Тост был выпит с восторженными восклицаниями. Доббль благодарит, и все общество направляется в гостиную к дамам. Молодые люди, до ужина бывшие слишком застенчивыми для танцев, оказываются теперь и с языками, и с приглашенными дамами. Музыканты обнаруживают недвусмысленными симптомами, что, в отсутствии общества, они тоже причастились «нового года», и танцы продолжаются вплоть до полного новогоднего утра.
Мы едва успели дописать последнее слово предыдущей фразы, как с соседних церквей раздался первый удар полуночного боя часов. Есть что-то странное и торжественное в этом звуке. Собственно говоря, он и в новогоднюю ночь не живописнее, чем в любую другую, часы бегут также быстро и в прочее время, только его быстроту мы мало наблюдаем.

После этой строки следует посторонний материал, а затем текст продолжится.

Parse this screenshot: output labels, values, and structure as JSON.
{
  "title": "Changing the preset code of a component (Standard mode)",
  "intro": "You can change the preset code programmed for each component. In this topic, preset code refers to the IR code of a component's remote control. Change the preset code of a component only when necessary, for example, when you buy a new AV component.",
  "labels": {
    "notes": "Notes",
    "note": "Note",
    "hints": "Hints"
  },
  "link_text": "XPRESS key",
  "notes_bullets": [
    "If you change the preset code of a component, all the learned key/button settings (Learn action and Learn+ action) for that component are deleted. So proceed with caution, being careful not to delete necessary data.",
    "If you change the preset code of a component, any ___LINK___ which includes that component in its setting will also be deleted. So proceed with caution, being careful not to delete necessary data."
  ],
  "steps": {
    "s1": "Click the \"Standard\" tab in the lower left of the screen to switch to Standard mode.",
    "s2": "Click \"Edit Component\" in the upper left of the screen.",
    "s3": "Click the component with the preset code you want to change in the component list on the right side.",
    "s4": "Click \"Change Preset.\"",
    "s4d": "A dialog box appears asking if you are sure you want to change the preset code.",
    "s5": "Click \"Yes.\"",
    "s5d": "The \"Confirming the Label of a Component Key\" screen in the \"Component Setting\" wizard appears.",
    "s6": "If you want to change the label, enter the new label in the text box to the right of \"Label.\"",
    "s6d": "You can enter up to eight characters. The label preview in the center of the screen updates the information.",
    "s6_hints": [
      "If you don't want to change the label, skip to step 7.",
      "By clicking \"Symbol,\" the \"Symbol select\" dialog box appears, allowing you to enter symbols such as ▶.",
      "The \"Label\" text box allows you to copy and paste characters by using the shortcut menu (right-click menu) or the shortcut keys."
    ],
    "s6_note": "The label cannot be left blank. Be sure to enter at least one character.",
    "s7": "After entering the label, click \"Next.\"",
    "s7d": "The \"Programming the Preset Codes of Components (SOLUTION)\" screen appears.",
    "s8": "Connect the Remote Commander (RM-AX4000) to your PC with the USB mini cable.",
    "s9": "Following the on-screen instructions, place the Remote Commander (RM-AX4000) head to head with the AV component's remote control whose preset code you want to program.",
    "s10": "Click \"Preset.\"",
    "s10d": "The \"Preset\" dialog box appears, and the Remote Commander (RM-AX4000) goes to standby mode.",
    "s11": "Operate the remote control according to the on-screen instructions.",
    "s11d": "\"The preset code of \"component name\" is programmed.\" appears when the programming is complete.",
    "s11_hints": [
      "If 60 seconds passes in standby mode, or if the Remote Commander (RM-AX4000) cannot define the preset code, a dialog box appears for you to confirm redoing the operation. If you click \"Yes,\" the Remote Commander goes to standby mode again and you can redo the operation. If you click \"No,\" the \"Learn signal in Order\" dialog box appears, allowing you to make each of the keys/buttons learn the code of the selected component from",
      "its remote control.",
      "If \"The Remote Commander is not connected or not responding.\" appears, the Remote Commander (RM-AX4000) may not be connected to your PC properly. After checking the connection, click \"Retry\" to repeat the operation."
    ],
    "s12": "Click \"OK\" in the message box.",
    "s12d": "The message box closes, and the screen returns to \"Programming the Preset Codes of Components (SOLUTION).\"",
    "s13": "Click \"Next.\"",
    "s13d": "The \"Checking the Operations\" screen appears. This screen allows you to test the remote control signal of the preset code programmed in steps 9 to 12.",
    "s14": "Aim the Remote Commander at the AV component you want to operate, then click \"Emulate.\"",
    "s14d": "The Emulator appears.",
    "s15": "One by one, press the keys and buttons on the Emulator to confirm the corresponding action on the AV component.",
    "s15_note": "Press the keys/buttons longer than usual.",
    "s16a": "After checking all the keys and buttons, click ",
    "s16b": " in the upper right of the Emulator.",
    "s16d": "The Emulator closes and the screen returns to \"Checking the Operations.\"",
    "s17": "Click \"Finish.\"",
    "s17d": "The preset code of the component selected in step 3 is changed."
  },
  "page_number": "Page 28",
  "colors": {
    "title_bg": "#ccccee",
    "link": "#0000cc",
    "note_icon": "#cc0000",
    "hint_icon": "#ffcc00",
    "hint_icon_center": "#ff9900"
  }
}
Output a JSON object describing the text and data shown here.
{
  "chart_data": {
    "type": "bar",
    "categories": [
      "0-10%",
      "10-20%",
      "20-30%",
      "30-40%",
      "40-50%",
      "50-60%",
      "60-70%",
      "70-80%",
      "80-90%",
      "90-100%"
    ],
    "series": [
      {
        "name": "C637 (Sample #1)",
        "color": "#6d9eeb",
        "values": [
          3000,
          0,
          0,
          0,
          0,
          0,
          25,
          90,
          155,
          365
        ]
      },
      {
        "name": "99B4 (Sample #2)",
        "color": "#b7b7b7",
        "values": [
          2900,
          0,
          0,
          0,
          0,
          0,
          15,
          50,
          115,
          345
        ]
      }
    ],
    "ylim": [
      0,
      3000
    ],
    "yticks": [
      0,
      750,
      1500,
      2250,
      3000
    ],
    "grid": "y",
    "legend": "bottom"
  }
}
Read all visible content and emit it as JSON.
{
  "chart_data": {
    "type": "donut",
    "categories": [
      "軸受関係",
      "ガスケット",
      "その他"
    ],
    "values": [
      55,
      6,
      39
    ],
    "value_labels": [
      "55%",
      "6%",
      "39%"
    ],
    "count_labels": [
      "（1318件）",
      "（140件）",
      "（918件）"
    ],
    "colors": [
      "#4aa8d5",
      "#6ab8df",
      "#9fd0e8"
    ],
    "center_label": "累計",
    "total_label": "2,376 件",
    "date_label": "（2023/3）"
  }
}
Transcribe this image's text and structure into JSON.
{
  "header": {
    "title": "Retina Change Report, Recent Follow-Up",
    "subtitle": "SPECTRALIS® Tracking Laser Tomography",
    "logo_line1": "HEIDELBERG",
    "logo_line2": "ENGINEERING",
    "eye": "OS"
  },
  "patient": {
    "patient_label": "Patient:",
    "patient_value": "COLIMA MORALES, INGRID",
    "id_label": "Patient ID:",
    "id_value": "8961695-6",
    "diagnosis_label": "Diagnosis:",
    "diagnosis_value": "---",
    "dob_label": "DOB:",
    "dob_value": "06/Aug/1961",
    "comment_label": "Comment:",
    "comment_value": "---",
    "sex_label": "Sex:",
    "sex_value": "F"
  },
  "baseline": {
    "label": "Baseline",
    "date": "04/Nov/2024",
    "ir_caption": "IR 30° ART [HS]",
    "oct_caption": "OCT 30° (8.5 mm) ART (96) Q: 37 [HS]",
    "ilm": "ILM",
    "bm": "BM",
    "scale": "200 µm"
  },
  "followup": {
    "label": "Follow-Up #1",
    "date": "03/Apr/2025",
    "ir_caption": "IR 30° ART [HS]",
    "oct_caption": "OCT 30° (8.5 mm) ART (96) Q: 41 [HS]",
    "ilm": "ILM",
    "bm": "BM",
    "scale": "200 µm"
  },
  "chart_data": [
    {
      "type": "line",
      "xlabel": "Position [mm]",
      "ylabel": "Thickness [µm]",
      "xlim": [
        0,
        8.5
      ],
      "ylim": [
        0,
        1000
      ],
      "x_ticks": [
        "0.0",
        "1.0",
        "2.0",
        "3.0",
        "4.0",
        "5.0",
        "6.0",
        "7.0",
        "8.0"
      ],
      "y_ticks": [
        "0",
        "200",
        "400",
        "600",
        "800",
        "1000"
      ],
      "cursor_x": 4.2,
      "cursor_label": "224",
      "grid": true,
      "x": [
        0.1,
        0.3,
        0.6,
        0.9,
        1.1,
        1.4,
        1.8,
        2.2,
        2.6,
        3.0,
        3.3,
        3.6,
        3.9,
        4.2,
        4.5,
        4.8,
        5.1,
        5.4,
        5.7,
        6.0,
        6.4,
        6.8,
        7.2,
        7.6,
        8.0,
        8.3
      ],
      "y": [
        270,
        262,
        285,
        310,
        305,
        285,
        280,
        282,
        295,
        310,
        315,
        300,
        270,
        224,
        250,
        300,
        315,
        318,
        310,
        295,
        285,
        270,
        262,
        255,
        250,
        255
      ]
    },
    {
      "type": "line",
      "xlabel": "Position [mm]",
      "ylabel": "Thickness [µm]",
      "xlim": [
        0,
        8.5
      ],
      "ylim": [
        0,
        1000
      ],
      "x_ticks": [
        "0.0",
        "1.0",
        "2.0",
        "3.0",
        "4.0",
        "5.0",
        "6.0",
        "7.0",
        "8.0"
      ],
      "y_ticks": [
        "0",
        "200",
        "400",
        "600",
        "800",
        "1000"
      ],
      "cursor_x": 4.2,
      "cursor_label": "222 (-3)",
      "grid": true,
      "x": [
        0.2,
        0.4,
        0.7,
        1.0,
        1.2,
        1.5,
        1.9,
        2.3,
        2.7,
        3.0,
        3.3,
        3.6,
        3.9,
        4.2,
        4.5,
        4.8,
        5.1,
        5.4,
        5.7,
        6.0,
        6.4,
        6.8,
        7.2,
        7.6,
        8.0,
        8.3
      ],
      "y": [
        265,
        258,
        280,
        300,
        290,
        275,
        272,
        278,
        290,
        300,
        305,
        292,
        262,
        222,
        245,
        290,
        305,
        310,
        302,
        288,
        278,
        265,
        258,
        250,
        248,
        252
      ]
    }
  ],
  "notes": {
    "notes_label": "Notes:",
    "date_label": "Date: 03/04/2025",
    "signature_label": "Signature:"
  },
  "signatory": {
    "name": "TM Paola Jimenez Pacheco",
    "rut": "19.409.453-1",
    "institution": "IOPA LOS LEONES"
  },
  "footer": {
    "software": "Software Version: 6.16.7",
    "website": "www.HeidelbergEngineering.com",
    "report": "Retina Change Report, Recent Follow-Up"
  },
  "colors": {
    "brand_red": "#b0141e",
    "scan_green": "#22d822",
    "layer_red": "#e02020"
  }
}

Но ведь мы измеряем человеческую жизнь годами, поэтому строго и торжественно звучат для нас эти удары, возвещающие, что мы прошли еще одну из стадий, отделяющих нас от могилы. И как бы мы не оборонялись, в нашем сознании теснится неодолимая мысль, что, когда куранты вновь возвестят наступление нового года, мы не услышим его периодически повторяющихся предостережений, которыми мы пренебрегали до того часто, что все пылавшие некогда в нашей груди горячие чувства потухли.
Но пробило полночь, и весело звонят приветствующие Новый год куранты. Прочь же все мрачные помыслы! Мы были счастливы и веселы в прошлом году и, если Богу будет угодно, будем веселы и счастливы и в наступившем. Но так как мы сидим одни и не можем ни пуститься в танцы, ни затянуть хоровую песню, то, куда ни шло, в одиночку подносим к губам стакан и от всей души приветствуем наступающий Новый год!